Odd Lot

Market & Trading
Updated Apr 2026

A securities order for fewer than 100 shares, contrasted with a round lot of exactly 100 shares or a multiple thereof.

What is Odd Lot?

An odd lot is an order to buy or sell a quantity of shares that is not a multiple of 100. The standard trading unit (round lot) for most US equities is 100 shares; any order for fewer than 100 shares is an odd lot. Historically, odd lots faced worse execution because they were handled separately from the main exchange order book and often could not interact with standard limit orders. In modern electronic markets, odd lots are mostly executed similarly to round lots, though some exchanges still exclude them from the National Best Bid and Offer (NBBO) calculation.

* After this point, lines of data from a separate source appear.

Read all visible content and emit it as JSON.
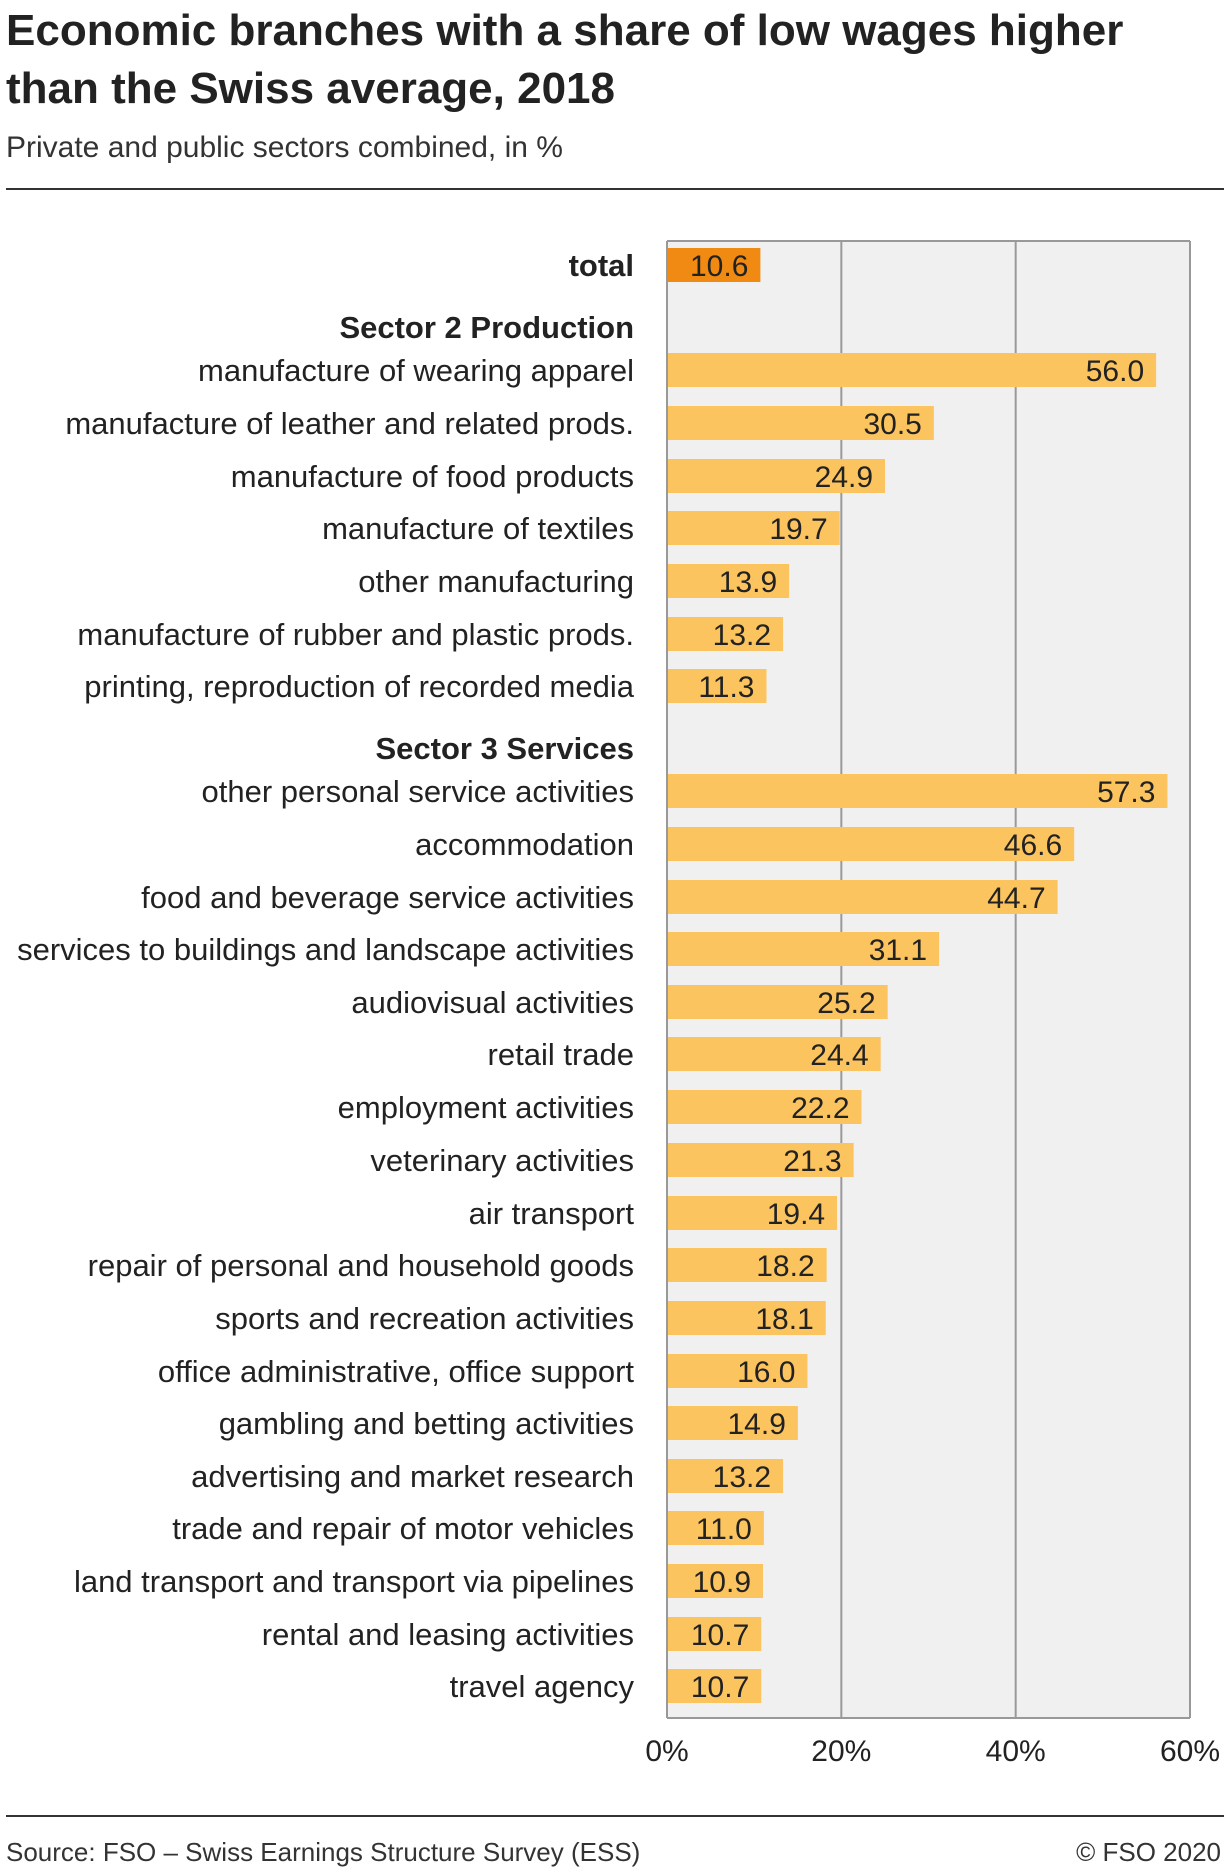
{
  "header": {
    "title": "Economic branches with a share of low wages higher than the Swiss average, 2018",
    "subtitle": "Private and public sectors combined, in %"
  },
  "footer": {
    "source": "Source: FSO – Swiss Earnings Structure Survey (ESS)",
    "copyright": "© FSO 2020"
  },
  "colors": {
    "total_bar": "#f08a12",
    "bar": "#fcc45f",
    "plot_background": "#f0f0f0",
    "gridline": "#999999"
  },
  "chart_data": {
    "type": "bar",
    "orientation": "horizontal",
    "unit": "%",
    "xlim": [
      0,
      60
    ],
    "x_ticks": [
      0,
      20,
      40,
      60
    ],
    "x_tick_labels": [
      "0%",
      "20%",
      "40%",
      "60%"
    ],
    "grid": true,
    "rows": [
      {
        "kind": "total",
        "label": "total",
        "value": 10.6
      },
      {
        "kind": "group",
        "label": "Sector 2 Production"
      },
      {
        "kind": "bar",
        "label": "manufacture of wearing apparel",
        "value": 56.0
      },
      {
        "kind": "bar",
        "label": "manufacture of leather and related prods.",
        "value": 30.5
      },
      {
        "kind": "bar",
        "label": "manufacture of food products",
        "value": 24.9
      },
      {
        "kind": "bar",
        "label": "manufacture of textiles",
        "value": 19.7
      },
      {
        "kind": "bar",
        "label": "other manufacturing",
        "value": 13.9
      },
      {
        "kind": "bar",
        "label": "manufacture of rubber and plastic prods.",
        "value": 13.2
      },
      {
        "kind": "bar",
        "label": "printing, reproduction of recorded media",
        "value": 11.3
      },
      {
        "kind": "group",
        "label": "Sector 3 Services"
      },
      {
        "kind": "bar",
        "label": "other personal service activities",
        "value": 57.3
      },
      {
        "kind": "bar",
        "label": "accommodation",
        "value": 46.6
      },
      {
        "kind": "bar",
        "label": "food and beverage service activities",
        "value": 44.7
      },
      {
        "kind": "bar",
        "label": "services to buildings and landscape activities",
        "value": 31.1
      },
      {
        "kind": "bar",
        "label": "audiovisual activities",
        "value": 25.2
      },
      {
        "kind": "bar",
        "label": "retail trade",
        "value": 24.4
      },
      {
        "kind": "bar",
        "label": "employment activities",
        "value": 22.2
      },
      {
        "kind": "bar",
        "label": "veterinary activities",
        "value": 21.3
      },
      {
        "kind": "bar",
        "label": "air transport",
        "value": 19.4
      },
      {
        "kind": "bar",
        "label": "repair of personal and household goods",
        "value": 18.2
      },
      {
        "kind": "bar",
        "label": "sports and recreation activities",
        "value": 18.1
      },
      {
        "kind": "bar",
        "label": "office administrative, office support",
        "value": 16.0
      },
      {
        "kind": "bar",
        "label": "gambling and betting activities",
        "value": 14.9
      },
      {
        "kind": "bar",
        "label": "advertising and market research",
        "value": 13.2
      },
      {
        "kind": "bar",
        "label": "trade and repair of motor vehicles",
        "value": 11.0
      },
      {
        "kind": "bar",
        "label": "land transport and transport via pipelines",
        "value": 10.9
      },
      {
        "kind": "bar",
        "label": "rental and leasing activities",
        "value": 10.7
      },
      {
        "kind": "bar",
        "label": "travel agency",
        "value": 10.7
      }
    ]
  }
}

Odd lot trades are common among retail investors who cannot afford 100 shares of a high-priced stock. The term 'odd lot theory' historically suggested that tracking small retail odd-lot trades could provide a contrarian signal.

Example

Example

An investor wants to buy $500 worth of shares in a stock trading at $175. Since $500 ÷ $175 ≈ 2.86 shares, they purchase 2 shares — an odd lot. With fractional share investing offered by many modern brokers, they could also buy exactly $500 worth (2.86 fractional shares), sidestepping the odd-lot classification entirely.